Tax experts who have been studying France’s new tax regime for wealthy individuals are likening its treatment of trusts to elements of America’s much-criticised FATCA regulations.
Just as the Foreign Account Tax Compliance Act obliges non-US financial institutions to furnish the Internal Revenue Service with details concerning assets held in overseas accounts by Americans, they say, the new Loi de Finances Rectificative pour 2011 contains measures that oblige trusts and their trustees to report on the trust’s French assets, their French beneficiaries, and/or French settlors.
Reporting is also required even if all the parties to the trust reside outside of France, if the trust holds any form of French asset, such as loans, real estate, stocks and shares.
Also like FATCA, the new law seeks to involve trusts which have French settlors and/or beneficiaries, and/or which contain French assets, in seeing that any tax monies owed are collected.
Both FATCA and the new French tax regime share a common objective of boosting the tax take from wealthy individuals.
Yet another similarity between the new French tax rules and FATCA is that few realised the implications for financial institutions of the new rules before they were approved by the French Parliament in July 2011. Indeed, many tax experts and trust managers are understood to be just waking up to them.
A similar pattern occurred after FATCA was passed, as it was buried in a domestic jobs bill known as the HIRE Act when President Obama signed it into law in March 2010.
“Here in Guernsey, we have been having a lot of dealings with trusts and company administration businesses, which have been sifting through their whole client portfolios to identify as quickly as possible those trusts with French resident settlors, beneficiaries and French assets,” Virginie Deflassieux, associate director of French tax at PKF (Channel Islands), told International Adviser late last month.
“The text of the law is not really very precise, so we are awaiting publication of a décrêt [implementing decree] to provide us with more information on the trustees’ obligations.”
Gerry Brown, technical manager of Prudential, says the French law could be seen as a possible “thin end of a FATCA wedge”.

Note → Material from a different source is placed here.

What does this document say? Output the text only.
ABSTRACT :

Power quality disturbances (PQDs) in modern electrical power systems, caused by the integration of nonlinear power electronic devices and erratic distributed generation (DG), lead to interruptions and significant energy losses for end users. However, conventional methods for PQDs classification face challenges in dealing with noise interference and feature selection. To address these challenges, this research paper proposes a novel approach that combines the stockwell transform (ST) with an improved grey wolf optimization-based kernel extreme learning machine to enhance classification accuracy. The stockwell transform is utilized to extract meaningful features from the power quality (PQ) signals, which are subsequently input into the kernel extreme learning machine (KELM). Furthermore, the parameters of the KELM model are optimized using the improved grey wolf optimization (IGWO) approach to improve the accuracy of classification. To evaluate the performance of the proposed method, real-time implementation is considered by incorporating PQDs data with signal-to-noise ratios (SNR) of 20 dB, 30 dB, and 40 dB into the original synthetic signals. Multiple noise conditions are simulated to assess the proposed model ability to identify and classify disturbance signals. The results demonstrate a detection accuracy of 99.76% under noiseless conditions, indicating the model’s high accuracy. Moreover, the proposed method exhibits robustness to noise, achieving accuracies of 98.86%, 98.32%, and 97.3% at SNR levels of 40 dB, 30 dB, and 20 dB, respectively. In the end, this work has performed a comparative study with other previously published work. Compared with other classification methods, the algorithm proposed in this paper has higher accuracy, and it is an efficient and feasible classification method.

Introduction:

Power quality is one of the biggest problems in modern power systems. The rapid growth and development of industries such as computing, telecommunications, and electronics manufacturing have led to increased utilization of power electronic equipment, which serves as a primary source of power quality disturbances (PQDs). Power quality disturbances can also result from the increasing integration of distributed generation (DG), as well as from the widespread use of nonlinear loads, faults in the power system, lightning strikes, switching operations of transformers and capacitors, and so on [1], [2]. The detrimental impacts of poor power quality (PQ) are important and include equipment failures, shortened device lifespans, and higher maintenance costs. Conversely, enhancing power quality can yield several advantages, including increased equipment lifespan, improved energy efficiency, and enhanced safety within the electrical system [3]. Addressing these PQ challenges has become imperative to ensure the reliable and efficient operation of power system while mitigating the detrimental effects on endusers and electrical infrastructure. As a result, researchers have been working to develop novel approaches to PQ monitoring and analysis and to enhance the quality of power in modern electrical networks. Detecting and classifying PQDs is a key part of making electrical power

A curious aspect of the new French rules on trusts, he adds, is that “the concept of a trust is alien to the French legal and tax code, [yet] the French tax authorities seem to have had little difficulty in recognising them if it enables them to pick up some tax from ‘foreigners’”.

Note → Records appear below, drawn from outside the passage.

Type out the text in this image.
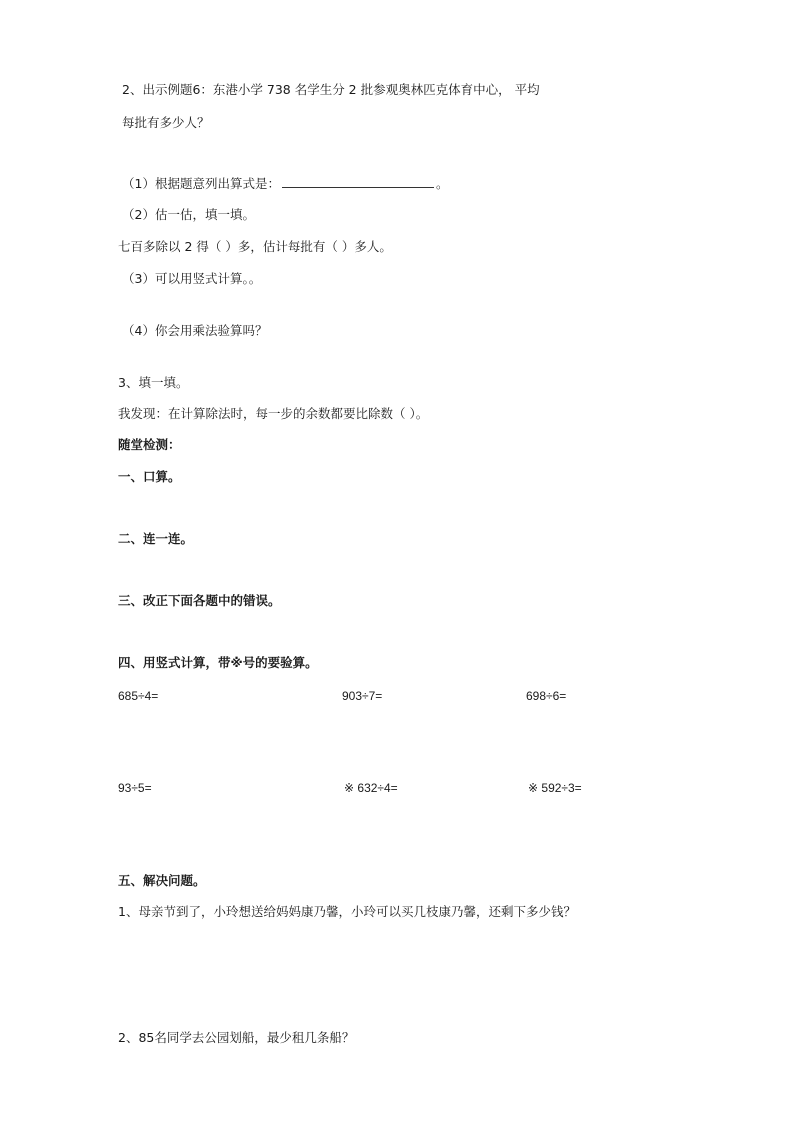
2、出示例题6：东港小学 738 名学生分 2 批参观奥林匹克体育中心， 平均
每批有多少人？
（1）根据题意列出算式是：	。
（2）估一估，填一填。
七百多除以 2 得（ ）多，估计每批有（ ）多人。
（3）可以用竖式计算。。
（4）你会用乘法验算吗？
3、填一填。
我发现：在计算除法时，每一步的余数都要比除数（ ）。
随堂检测：
一、口算。
二、连一连。
三、改正下面各题中的错误。
四、用竖式计算，带※号的要验算。
685÷4=	903÷7=	698÷6=
93÷5=	※ 632÷4=	※ 592÷3=
五、解决问题。
1、母亲节到了，小玲想送给妈妈康乃馨，小玲可以买几枝康乃馨，还剩下多少钱？
2、85名同学去公园划船，最少租几条船？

The similarities between the new French tax laws and FATCA appear to confirm the predictions of London-based PwC tax director Debbie Payne, who told an audience of private equity industry officials in September that there was “a distinct possibility” that certain European countries would “soon seek to bring in their own domestic, FATCA-like regimes”.
Payne noted that there was “amazement coming out of some of the institutions in the States” that there was so much opposition to FATCA in Europe, because these US officials had thought that their European counterparts had been in agreement with them on the need to crack down on tax evasion, and for greater information-sharing among jurisdictions.

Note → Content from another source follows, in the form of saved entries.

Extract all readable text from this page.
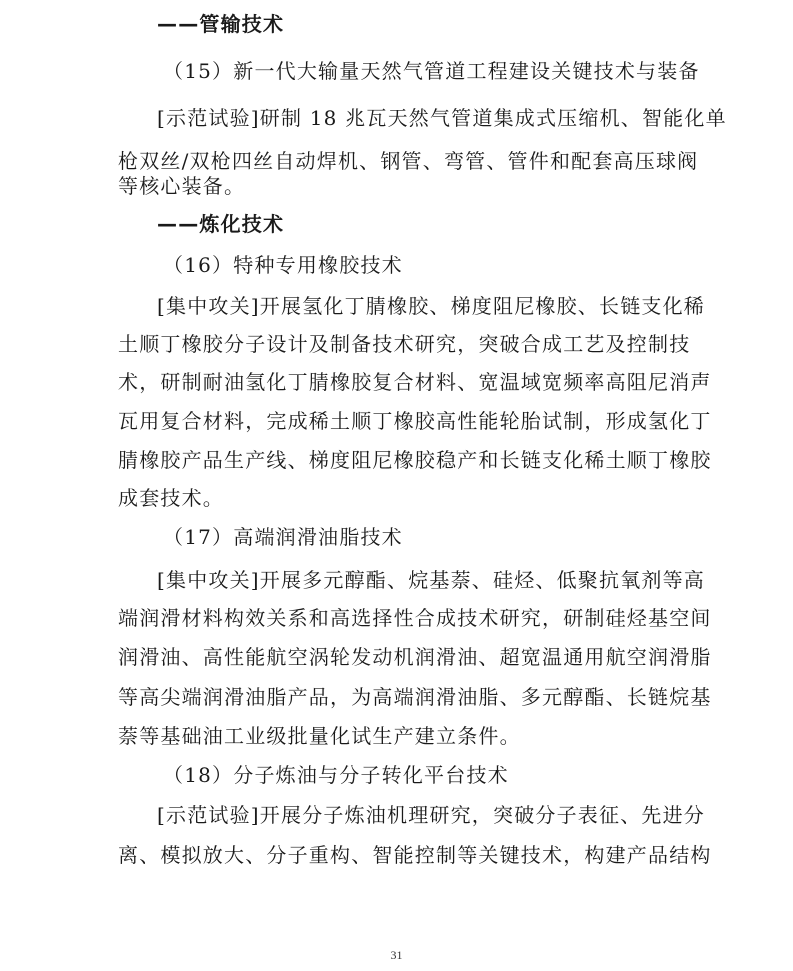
——管输技术
（15）新一代大输量天然气管道工程建设关键技术与装备
[示范试验]研制 18 兆瓦天然气管道集成式压缩机、智能化单
枪双丝/双枪四丝自动焊机、钢管、弯管、管件和配套高压球阀
等核心装备。
——炼化技术
（16）特种专用橡胶技术
[集中攻关]开展氢化丁腈橡胶、梯度阻尼橡胶、长链支化稀
土顺丁橡胶分子设计及制备技术研究，突破合成工艺及控制技
术，研制耐油氢化丁腈橡胶复合材料、宽温域宽频率高阻尼消声
瓦用复合材料，完成稀土顺丁橡胶高性能轮胎试制，形成氢化丁
腈橡胶产品生产线、梯度阻尼橡胶稳产和长链支化稀土顺丁橡胶
成套技术。
（17）高端润滑油脂技术
[集中攻关]开展多元醇酯、烷基萘、硅烃、低聚抗氧剂等高
端润滑材料构效关系和高选择性合成技术研究，研制硅烃基空间
润滑油、高性能航空涡轮发动机润滑油、超宽温通用航空润滑脂
等高尖端润滑油脂产品，为高端润滑油脂、多元醇酯、长链烷基
萘等基础油工业级批量化试生产建立条件。
（18）分子炼油与分子转化平台技术
[示范试验]开展分子炼油机理研究，突破分子表征、先进分
离、模拟放大、分子重构、智能控制等关键技术，构建产品结构
31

Rules will create database
Among other things, the new French rules for trusts introduce a reporting obligation on trustees where there are French resident settlors or beneficiaries, or in respect of French assets held by non-French residents through a trust. Failure to comply with this new reporting obligation will trigger a penalty of €10,000 ($12,700) or 5% of the worldwide trust assets, whichever is the greatest.
But beyond this, it will create a comprehensive database for French tax authorities of who is holding what, and where, tax experts point out.
In addition, in the case where the trust assets have not been taxed in the settlor’s wealth, a special tax of 0.5% (sui generis wealth tax) would have to be paid by the trustees (even if the taxpayer is the settlor). This would apply whether the settlor or any of the beneficiaries are residents of France, or if the trustees hold a French asset or right, such as shares in a real estate company.
The trustees would be responsible for the filing and payment of this 0.5% specific tax. Settlors and beneficiaries will be jointly liable with the trustees for the payment.
This 0.5% withholding tax will not, however, be due if the assets have been reported by the settlor (and subject to the wealth tax), and the disclosure obligations have been complied with.
Forcing assets out of trusts
As Deflassieux sees it, the legislation “basically forces a trust’s assets back into the personal wealth of French resident individuals, from a tax perspective”, which effectively removes one of the main reasons many people set trusts up in the first place.
Life insurance policies taken out by individuals who were non-French resident at the time of subscription are also being brought into France’s tax net, with a 20% levy now being applied to beneficiary payments paid to French residents on the policyholder’s death, or those paid to beneficiaries who had been French residents for six years at any time in the ten years preceding the policyholder’s death.
Meantime, France appears to be seeking to borrow yet another page from America’s FATCA book, with plans to extend the scope of back assessments on undeclared foreign assets.
Just as the US has recently taken to enforcing long-existing but often overlooked rules requiring Americans to report to the IRS on all of their foreign bank accounts (FBARs), France is proposing to extend to ten years, from the current three years, the period of time undeclared foreign assets, when discovered by French authorities, could be assessed for back tax and penalties.